Malgré un mix un peu noyé au début, la voix laisse bien résonner la lourdeur des riffs de basse de Mike Kerr. Que ce soit dans la fosse ou dans les gradins, on peut voir des têtes hocher. Quelques moshpits éclatent déjà à l’avant, laissant présager de bons moments pour les plus énervés. Le groupe passe en revue ses trois albums ainsi que celui à venir avec le single “Mountains At Midnight”, avant de finir sur un “Figure It Out” incendiaire. Un final qui ne peut que nous faire regretter l’annulation du concert au Zénith parisien l’année dernière.
Muse 2.023
Cela fait sept fois que MUSE investit le Stade De France depuis le début de sa carrière. Après un show en 2019 mitigé, où la scénographie millimétrée prenait le pas sur la spontanéité, on attend le trio avec quelques appréhensions.

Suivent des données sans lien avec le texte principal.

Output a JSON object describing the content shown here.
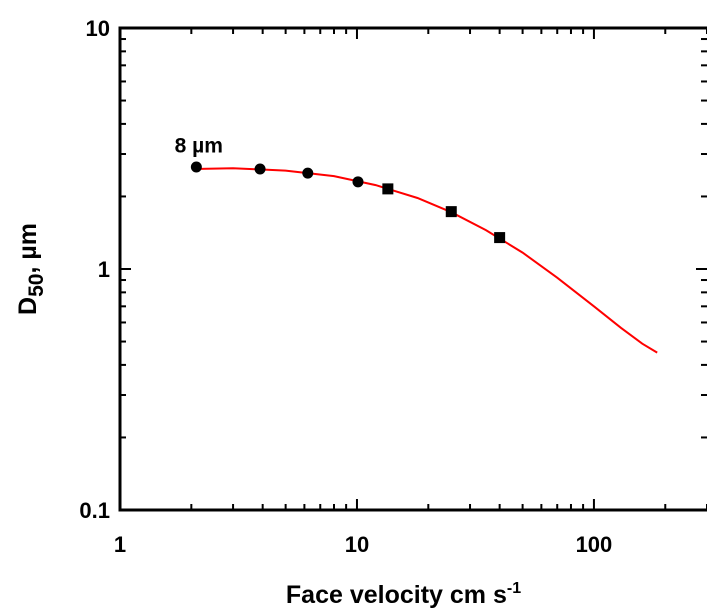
{
  "chart_data": {
    "type": "scatter",
    "x_scale": "log",
    "y_scale": "log",
    "xlim": [
      1,
      300
    ],
    "ylim": [
      0.1,
      10
    ],
    "grid": false,
    "xlabel": {
      "main": "Face velocity cm s",
      "sup": "-1"
    },
    "ylabel": {
      "main": "D",
      "sub": "50",
      "rest": ", µm"
    },
    "x_ticks": [
      {
        "value": 1,
        "label": "1"
      },
      {
        "value": 10,
        "label": "10"
      },
      {
        "value": 100,
        "label": "100"
      }
    ],
    "y_ticks": [
      {
        "value": 0.1,
        "label": "0.1"
      },
      {
        "value": 1,
        "label": "1"
      },
      {
        "value": 10,
        "label": "10"
      }
    ],
    "annotations": [
      {
        "text": "8 µm",
        "x": 1.7,
        "y": 3.05
      }
    ],
    "series": [
      {
        "marker": "circle",
        "color": "#000000",
        "points": [
          [
            2.1,
            2.65
          ],
          [
            3.9,
            2.6
          ],
          [
            6.2,
            2.5
          ],
          [
            10.1,
            2.3
          ]
        ]
      },
      {
        "marker": "square",
        "color": "#000000",
        "points": [
          [
            13.5,
            2.15
          ],
          [
            25,
            1.73
          ],
          [
            40,
            1.35
          ]
        ]
      },
      {
        "marker": "line",
        "color": "#ff0000",
        "points": [
          [
            2.05,
            2.6
          ],
          [
            3,
            2.62
          ],
          [
            5,
            2.56
          ],
          [
            8,
            2.43
          ],
          [
            12,
            2.23
          ],
          [
            18,
            1.97
          ],
          [
            25,
            1.72
          ],
          [
            35,
            1.45
          ],
          [
            50,
            1.17
          ],
          [
            70,
            0.92
          ],
          [
            100,
            0.7
          ],
          [
            130,
            0.57
          ],
          [
            160,
            0.49
          ],
          [
            185,
            0.45
          ]
        ]
      }
    ]
  }
}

Les dates de 2022 et 2023 ont montré que le groupe ne s’était pas détaché de toute cette machinerie, certes spectaculaire, mais trop bien huilée. Heureusement, elles ont également montré que les trois musiciens avaient revu la grandiloquence à la baisse pour cette tournée. Pas de beaucoup, tant l’on sait que la grandiloquence fait partie de l’ADN du groupe depuis ses débuts. Mais finis les danseurs sur scène. Si Matthew Bellamy, Chris Wolstenholme et Dominic Howard voient toujours les choses en grand et en spectacle, le groupe semble revenir à une certaine forme de simplicité.
Les quatre musiciens (en comptant Dan Lancaster, recruté pour cette tournée) occupent seuls la scène. Seuls ou presque, car la scénographie évolue tout au long de la soirée, avec quelques surprises en prime. Le groupe propose en effet un concert avec un peu de storytelling. La setlist est ainsi parsemée d’interludes qui reprennent en partie les thèmes et l’iconographie de l’album Will Of The People paru en août dernier.
Le sens de la fête
Le bémol de l’installation pour cette tournée est la taille des écrans censés permettre aux spectateurs au fond des gradins de voir un minimum de ce qui se passe sur scène. Les écrans sont là, certes, mais trop petits. On peut critiquer autant qu’on veut la scénographie du Simulation Theory Tour, mais sur ce point, elle ne décevait pas.
Sur scène, une installation enflammée reprenant les initiales du titre du disque rejoint le trio dès le début du show. Du Muse pur jus. Le public a également droit aux jets de flammes sur les moments épiques et plus rocks (“Won’t Stand Down”, “Kill Or Be Killed”), ainsi qu’aux éternels jets de confettis et rubans (“Verona”) qui ne manquent jamais de faire réagir le public.
Et puis il y a Will et Bath. Qui ça ? C’est ainsi que les deux figures géantes qui se dressent derrière Bellamy et compagnie ont été baptisées pour la majorité du concert. Un gimmick déjà vu sur la tournée précédente et que l’on espère ne pas revoir lors de la prochaine. Même s’il faut avouer qu’il fait toujours un petit effet lors de sa première apparition.
Ici c’est Muse France
Étonnamment, c’est du côté des gradins qu’il faut se tourner pour voir une démonstration spectaculaire. Comme à son habitude, le fan club Muse France a organisé un TIFO gigantesque dans l’enceinte du stade. Pour saluer le groupe, et aussi montrer que c’est en France que l’on trouve les meilleurs fans. Un commentaire totalement subjectif, mais que le groupe n’a jamais vraiment nié lui-même.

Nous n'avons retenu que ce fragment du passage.